Ich sah sogleich, daß diese Tabelle zu Ziehung des Facit bestimmt war. Es wurden nemlich die Plus und die Minus, die sich sowohl auf den Tafeln, als in den Berichten derer, welche in verschiedenen Aemtern die Aufsicht über die Andern geführt hatten, befanden, auf dieselbe übergetragen und hier gegen einander berechnet.
Johann Heinrich Gottlieb Heusinger: »Einige Vorschläge…« (1800)

Die Revolution der Prüfung:
Eine Geschichte pädagogischer Objektivität

Dissertationsprojekt an der Universität Mainz

Das Forschungsprojekt untersucht die Technologien des pädagogischen Prüfens und Beurteilens aus historisch-wissenssoziologischer Perspektive. Im Mittelpunkt stehen dabei die dreißig Jahre vor und nach 1800. Nicht dass zu Lernprozessen nicht immer schon Mittel der Erfolgskontrolle gehört hätten. Hier jedoch, in der »modernen Bildungsrevolution« (Heinrich Bosse), entsteht an der Schnittstelle von pädagogischen Diskursen, staatlichen Institutionen und schulischen Praktiken diejenige spezielle Bewertungskultur, die aus der heutigen Schule und damit unseren individuellen Biographien nicht mehr wegzudenken ist und längst ihre Wurzeln auch weit außerhalb des Schulsystems geschlagen hat.

Der Fokus liegt dabei auf den Praktiken des Erhebens, Dokumentierens und Zertifizierens dessen, was als Leistung verstanden wird, sowie auf der Sprache der Normen, Standards und Kriterien. Denn die moderne Schule, so die These, steht zu Beginn ihrer Geschichte vor der Aufgabe, die punktuelle, flüchtige Einschätzung des Lehrers in valide, legitime, justiziable Urteile zu überführen, sprich: objektiv zu machen.

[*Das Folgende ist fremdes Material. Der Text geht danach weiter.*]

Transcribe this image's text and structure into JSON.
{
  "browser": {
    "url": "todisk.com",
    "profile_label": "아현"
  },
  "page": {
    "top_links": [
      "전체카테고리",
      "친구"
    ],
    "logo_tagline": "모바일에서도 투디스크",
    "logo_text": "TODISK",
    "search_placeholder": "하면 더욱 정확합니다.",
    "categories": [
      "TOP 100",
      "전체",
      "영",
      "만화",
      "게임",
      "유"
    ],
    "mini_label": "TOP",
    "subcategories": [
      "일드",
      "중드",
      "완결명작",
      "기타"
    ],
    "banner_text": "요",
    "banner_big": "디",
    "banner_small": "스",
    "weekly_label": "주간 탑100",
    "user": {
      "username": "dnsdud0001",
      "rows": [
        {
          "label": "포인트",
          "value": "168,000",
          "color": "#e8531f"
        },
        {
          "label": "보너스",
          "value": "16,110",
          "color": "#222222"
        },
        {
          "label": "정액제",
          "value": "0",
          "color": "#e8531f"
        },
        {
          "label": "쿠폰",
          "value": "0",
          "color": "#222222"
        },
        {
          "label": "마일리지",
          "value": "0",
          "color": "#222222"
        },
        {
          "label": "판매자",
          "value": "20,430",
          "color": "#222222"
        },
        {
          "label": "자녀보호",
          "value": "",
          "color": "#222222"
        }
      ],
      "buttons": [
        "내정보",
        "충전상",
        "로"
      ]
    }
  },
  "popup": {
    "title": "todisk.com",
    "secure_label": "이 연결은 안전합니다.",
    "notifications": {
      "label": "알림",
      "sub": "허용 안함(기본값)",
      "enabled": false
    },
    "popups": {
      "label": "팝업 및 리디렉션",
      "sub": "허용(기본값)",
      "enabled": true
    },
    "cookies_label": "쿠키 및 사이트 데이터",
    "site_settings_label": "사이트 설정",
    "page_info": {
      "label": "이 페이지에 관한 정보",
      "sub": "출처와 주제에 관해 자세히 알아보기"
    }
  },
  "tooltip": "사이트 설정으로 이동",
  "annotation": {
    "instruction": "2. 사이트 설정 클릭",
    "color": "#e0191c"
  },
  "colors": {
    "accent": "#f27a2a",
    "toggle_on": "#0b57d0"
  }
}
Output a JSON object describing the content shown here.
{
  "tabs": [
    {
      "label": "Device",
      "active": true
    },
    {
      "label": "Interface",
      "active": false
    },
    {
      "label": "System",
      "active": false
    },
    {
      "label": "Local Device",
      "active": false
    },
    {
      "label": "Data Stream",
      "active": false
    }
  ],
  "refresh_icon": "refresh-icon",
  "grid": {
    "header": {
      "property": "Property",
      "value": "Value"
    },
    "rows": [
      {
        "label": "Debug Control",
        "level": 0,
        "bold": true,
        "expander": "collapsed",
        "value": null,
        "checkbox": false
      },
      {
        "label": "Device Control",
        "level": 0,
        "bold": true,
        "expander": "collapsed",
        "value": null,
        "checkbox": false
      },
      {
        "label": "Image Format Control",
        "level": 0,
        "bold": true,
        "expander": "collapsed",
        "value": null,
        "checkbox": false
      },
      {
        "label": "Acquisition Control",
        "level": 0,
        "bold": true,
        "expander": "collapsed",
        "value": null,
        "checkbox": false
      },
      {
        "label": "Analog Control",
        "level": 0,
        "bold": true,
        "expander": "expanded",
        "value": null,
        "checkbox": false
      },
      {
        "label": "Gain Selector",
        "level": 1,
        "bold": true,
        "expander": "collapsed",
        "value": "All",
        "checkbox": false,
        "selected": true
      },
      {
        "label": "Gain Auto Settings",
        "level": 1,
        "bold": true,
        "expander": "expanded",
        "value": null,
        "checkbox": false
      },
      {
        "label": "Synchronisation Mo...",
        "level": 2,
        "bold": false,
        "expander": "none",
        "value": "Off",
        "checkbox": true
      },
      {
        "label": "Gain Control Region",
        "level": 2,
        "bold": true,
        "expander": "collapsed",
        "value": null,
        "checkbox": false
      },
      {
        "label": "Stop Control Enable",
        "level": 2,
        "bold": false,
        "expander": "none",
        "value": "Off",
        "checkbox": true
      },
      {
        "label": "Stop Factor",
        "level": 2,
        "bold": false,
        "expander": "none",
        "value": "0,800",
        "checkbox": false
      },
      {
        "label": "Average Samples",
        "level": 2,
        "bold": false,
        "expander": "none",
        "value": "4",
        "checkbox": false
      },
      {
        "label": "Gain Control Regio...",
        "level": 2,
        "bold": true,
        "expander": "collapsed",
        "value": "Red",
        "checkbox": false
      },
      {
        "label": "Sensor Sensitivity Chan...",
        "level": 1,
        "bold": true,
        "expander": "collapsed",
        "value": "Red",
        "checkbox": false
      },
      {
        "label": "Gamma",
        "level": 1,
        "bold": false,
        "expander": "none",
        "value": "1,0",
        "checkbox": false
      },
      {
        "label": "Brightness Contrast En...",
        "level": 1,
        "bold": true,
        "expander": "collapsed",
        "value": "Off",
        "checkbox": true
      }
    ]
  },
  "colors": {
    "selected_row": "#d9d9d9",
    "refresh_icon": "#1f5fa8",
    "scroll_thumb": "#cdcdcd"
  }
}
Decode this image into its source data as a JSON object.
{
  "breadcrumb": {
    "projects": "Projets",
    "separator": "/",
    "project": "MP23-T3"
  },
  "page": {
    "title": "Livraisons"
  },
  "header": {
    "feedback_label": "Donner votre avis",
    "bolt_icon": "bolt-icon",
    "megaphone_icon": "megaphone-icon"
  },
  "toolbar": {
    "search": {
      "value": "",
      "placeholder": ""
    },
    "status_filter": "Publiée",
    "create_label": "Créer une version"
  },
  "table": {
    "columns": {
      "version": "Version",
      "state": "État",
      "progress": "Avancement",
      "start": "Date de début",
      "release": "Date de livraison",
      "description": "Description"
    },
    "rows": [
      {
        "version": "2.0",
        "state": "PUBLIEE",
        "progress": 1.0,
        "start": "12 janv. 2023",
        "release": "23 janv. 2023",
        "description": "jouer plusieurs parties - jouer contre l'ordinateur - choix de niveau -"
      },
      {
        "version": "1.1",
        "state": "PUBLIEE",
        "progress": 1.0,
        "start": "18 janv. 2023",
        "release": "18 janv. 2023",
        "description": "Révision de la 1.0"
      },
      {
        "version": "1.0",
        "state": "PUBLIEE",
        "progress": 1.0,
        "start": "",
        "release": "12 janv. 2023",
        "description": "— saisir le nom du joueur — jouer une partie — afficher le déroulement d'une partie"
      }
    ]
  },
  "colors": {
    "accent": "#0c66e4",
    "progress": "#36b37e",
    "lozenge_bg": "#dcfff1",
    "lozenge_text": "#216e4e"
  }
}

Eine Gesellschaft, die die Ständeordnung durch das Leistungsprinzip ersetzt und sich die Gleichbehandlung aller auf die Fahnen schreibt, muss auch das Geschäft des schulischen Prüfens und Urteilens »ohne Ansehung der Person« betreiben — mit einer Gewissenhaftigkeit, die der kaufmännischen Buchführung in nichts nachsteht:

Das gehörige Registriren wird ja sonst bey allen andern Verwaltungsgeschäften, von der Staatswirthschaft an bis zur gemeinsten Haushaltung, mit Recht für eines der wesentlichsten Erfordernisse gehalten, und darauf gesehen, alles dahin zielende aufs zweckmäßigste einzurichten. Es kann uns nicht rühmlich seyn, hierin hinter andern Geschäftsfächern zurückzubleiben, und durch eine solche Sorglosigkeit von unserer Seite die geringe Meinung zu rechtfertigen, welche die Menschen gewöhnlicher Weise von unsern Arbeiten hegen.
Karl Friedrich Etzler: »Etwas über die Censurbücher« (1797)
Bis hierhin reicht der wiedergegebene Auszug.